Na reportagem da Folha de SP, compartilhada logo abaixo, vemos um sério problema que envolve a relação entre políticas de revitalização urbana e justiça distributiva. A aplicação de princípios de sustentabilidade e gestão "verde" das cidades - que em si são práticas civilizadas - deveria ser acompanhada de uma sensibilidade habitacional para a diversidade social e étnica da cidade. Qualquer política de revitalização precisa vir acompanhada de políticas de afirmação da diversidade de formas de vida, sobretudo políticas que possibilitem a convivência entre populares de diferentes segmentos de classe e de cor. Para não correr o risco de gentrificar e escoar a população mais pobre para as franjas da cidade. A incorporação desse tipo de prática sem um estudo de impacto sobre a população residente pode gerar um efeito de "racismo" espacial, ainda que ancorado no discurso do "ambientalmente correto". Nós, da RAiZ POTiGUAR, acreditamos que a associação entre políticas de revitalização urbana e políticas de afirmação da diversidade social, étnica e racial torna possível cultivar um senso de comunidade e de solidariedade que integre todas as formas de viver no urbano  - negras/negros, famílias de baixa renda e classe média, vivendo e compartilhando experiências comuns do cotidiano. 

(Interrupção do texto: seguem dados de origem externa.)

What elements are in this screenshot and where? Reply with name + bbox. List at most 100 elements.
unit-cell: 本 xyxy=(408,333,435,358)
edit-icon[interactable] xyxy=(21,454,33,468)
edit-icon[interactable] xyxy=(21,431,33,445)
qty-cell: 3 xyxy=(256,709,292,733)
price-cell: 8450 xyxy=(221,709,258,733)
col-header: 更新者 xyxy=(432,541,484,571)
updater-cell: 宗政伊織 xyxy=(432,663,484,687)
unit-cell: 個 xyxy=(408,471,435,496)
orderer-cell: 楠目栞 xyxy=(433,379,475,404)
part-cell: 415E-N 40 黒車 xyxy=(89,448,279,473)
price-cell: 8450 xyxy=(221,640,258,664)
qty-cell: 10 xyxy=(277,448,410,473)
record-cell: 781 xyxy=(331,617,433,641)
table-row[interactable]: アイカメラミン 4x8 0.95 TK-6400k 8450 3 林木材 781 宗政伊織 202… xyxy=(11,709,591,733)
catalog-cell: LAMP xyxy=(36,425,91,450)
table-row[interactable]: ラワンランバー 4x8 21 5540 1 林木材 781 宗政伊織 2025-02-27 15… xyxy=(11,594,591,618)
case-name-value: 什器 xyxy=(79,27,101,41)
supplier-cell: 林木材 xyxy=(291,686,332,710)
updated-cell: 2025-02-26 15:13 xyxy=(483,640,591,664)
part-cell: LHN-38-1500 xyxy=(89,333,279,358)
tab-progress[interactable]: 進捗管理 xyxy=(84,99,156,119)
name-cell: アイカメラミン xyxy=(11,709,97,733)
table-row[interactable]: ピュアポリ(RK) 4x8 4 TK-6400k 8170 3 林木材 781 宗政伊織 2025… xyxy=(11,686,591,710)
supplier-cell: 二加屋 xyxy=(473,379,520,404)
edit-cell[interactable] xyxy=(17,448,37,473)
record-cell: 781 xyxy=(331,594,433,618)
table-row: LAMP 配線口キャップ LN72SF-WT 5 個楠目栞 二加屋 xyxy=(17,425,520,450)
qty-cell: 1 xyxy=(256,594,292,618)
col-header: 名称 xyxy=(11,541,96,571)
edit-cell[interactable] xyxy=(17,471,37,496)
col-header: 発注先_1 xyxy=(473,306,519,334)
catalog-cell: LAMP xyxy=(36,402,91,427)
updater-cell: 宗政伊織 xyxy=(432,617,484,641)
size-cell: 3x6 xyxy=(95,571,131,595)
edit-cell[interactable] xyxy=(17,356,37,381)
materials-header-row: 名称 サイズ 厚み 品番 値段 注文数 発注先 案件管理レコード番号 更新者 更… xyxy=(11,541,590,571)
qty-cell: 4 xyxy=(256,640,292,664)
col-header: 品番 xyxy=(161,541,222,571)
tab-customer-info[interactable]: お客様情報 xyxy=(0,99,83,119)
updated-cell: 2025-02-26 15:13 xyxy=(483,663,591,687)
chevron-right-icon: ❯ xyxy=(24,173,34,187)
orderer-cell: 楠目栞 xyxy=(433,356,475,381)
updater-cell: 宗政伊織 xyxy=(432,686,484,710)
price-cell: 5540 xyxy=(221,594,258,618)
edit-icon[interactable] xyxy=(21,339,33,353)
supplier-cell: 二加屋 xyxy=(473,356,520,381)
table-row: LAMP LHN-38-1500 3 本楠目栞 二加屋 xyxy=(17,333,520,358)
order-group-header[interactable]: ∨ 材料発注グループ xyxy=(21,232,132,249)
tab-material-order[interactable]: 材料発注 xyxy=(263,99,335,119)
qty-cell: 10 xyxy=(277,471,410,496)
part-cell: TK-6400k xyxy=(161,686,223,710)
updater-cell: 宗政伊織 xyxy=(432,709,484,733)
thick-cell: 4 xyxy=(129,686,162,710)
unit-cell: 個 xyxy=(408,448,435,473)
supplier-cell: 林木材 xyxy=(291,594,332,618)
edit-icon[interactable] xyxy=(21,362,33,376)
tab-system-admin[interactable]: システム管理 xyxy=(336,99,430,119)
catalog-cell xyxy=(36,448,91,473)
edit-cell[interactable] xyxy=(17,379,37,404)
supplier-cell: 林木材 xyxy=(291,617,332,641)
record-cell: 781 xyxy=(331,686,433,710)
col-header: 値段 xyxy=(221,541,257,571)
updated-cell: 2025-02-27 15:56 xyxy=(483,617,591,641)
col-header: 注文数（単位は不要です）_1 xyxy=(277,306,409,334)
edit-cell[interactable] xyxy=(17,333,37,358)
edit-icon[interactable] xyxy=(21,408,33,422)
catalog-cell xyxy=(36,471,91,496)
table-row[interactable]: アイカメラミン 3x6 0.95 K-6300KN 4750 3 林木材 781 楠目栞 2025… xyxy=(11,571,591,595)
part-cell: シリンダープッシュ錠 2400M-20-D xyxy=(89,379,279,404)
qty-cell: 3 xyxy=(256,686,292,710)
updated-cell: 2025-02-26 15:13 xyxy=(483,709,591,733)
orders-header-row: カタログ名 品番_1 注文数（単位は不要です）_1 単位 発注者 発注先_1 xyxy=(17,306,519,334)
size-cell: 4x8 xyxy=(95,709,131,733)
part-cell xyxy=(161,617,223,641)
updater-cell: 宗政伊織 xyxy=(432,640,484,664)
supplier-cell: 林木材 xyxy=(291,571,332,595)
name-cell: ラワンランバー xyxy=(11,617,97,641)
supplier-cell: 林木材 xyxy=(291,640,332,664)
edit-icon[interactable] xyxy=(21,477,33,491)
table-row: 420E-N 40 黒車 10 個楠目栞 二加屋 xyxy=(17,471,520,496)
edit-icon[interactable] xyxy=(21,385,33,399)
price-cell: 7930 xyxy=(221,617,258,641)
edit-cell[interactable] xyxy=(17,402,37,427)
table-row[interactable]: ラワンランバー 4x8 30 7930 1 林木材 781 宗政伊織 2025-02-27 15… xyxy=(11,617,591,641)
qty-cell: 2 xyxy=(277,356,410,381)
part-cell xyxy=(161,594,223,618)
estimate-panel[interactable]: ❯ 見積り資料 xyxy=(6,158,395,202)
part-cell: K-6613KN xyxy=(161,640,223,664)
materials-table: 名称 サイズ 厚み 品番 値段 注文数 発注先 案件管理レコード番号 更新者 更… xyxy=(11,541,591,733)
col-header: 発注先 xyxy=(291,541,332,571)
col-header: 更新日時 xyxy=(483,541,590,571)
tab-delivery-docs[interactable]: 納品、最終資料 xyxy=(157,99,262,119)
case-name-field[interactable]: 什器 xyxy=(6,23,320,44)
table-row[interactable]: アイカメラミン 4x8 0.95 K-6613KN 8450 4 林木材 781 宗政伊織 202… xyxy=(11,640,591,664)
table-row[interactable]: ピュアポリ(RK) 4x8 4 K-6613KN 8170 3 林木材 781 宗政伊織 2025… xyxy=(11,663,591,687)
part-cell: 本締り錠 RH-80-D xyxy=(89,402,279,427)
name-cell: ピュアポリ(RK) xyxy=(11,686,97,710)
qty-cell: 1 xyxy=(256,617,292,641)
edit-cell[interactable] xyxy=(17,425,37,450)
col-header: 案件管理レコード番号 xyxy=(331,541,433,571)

Por mais Ubuntu na vida das cidades!!!


Áreas verdes em cidades expulsam moradores mais pobres, diz sociólogo*
ANNA VIRGINIA BALLOUSSIER
DE NOVA YORK
12/06/2016 02h00
Reparar que a grama do vizinho é mais verde nem sempre indica inveja. Para o sociólogo Kenneth Gould, pode ser um atestado de gentrificação.
"A ironia é que a indústria ecológica cria espaços urbanos sustentáveis e é socialmente insustentável", diz o diretor do programa de sustentabilidade urbana do Brooklyn College, da Universidade da Cidade de Nova York. Pense numa vizinhança deteriorada que ganha parque, ciclovia de "primeiro mundo" e comércio "natureba". Quem não iria querer morar lá?
O problema é que o mercado imobiliário provavelmente chegou à mesma conclusão que a maioria das pessoas. Com tanta procura, os preços disparam. Os incomodados (em geral, da classe C para baixo) que se mudem.
É desse fenômeno que trata "Gentrificação Verde", escrito por Gould e Tammy Lewis, também da Universidade da Cidade de Nova York (o livro tem pré-venda na Amazon, por US$ 134,40). Gould recebeu a Folha no Brooklyn, onde a "esverdeação" urbana vem expulsando antigos moradores.
Daí vem o termo "racismo ambiental". Nesta região de Nova York, a população branca encolheu 5% desde 1990 (em parte, pelo aumento de hispânicos). O contrário ocorreu em enclaves verdes da área, como Prospect Heights (109% mais branco).
Até os anos 1980, a má fama do Prospect Park (hoje 32% embranquecido) o precedia. Tráfico de drogas, acampamento de moradores de rua, roubos: o parque era farto de tudo o que horroriza a "gente de bem". "As pessoas não andavam de um lado da calçada. Temiam ser 'puxadas' para dentro [por criminosos]. Agora, tem um bocado de brancos passeando com suas famílias." O aluguel no Prospect Park é salgado: o site especializado Zumper mostra moradias de um quarto a partir de US$ 3.000 (R$ 11 mil).
Antes de se mudar para a residência do governo, o prefeito de Nova York, Bill de Blasio, morava lá perto. O "New York Times" descreve a vizinhança como ímã de "ciclistas que apreciam alimentação orgânica". A pesquisadora Isabelle Angueloviski fala do "efeito Whole Foods Market", rede famosa por produtos naturais e caros. "Depois que uma loja deles abre numa região, os preços no mercado imobiliário tendem a subir."

MINHOCÃO AMERICANO

O debate sobre transformar ou não o Minhocão paulistano em um parque espelha o High Line Park, linha férrea em NY que virou área de lazer suspensa a oito metros. A arquiteta Raquel Rolnik já se referiu à intervenção como "uma espécie de 'superstar' do urbanismo". Mas fez ressalvas com as quais Gould concorda. "Gentrificou a região inteira", diz ele. Num prédio de 2016, o apartamento com cinco suítes e vista para o High Line está à venda por US$ 50 milhões (R$ 180 milhões).
Para ser mais justa, diz Gould, uma cidade não precisa abraçar seus tons de cinza. Uma solução: investir em moradias mistas. Exemplo: uma construtora, ao erguer um edifício de luxo, é obrigada a reservar unidades para baixa renda (mediante sorteio). O acordo deve anteceder à "revolução verde", ou a ejeção de residentes pobres já estará em marcha, diz. Gould reconhece que esse recurso funcionava melhor na "velha economia". Hoje acontece de um jovem free-lancer, sem holerite para comprovar renda, descolar um apartamento popular.
No livro, o professor cita outras alternativas ambientais, como os corredores de ônibus na cidade de São Paulo, "que diminuem a dependência do carro". "Nem tudo o que é verde gentrifica".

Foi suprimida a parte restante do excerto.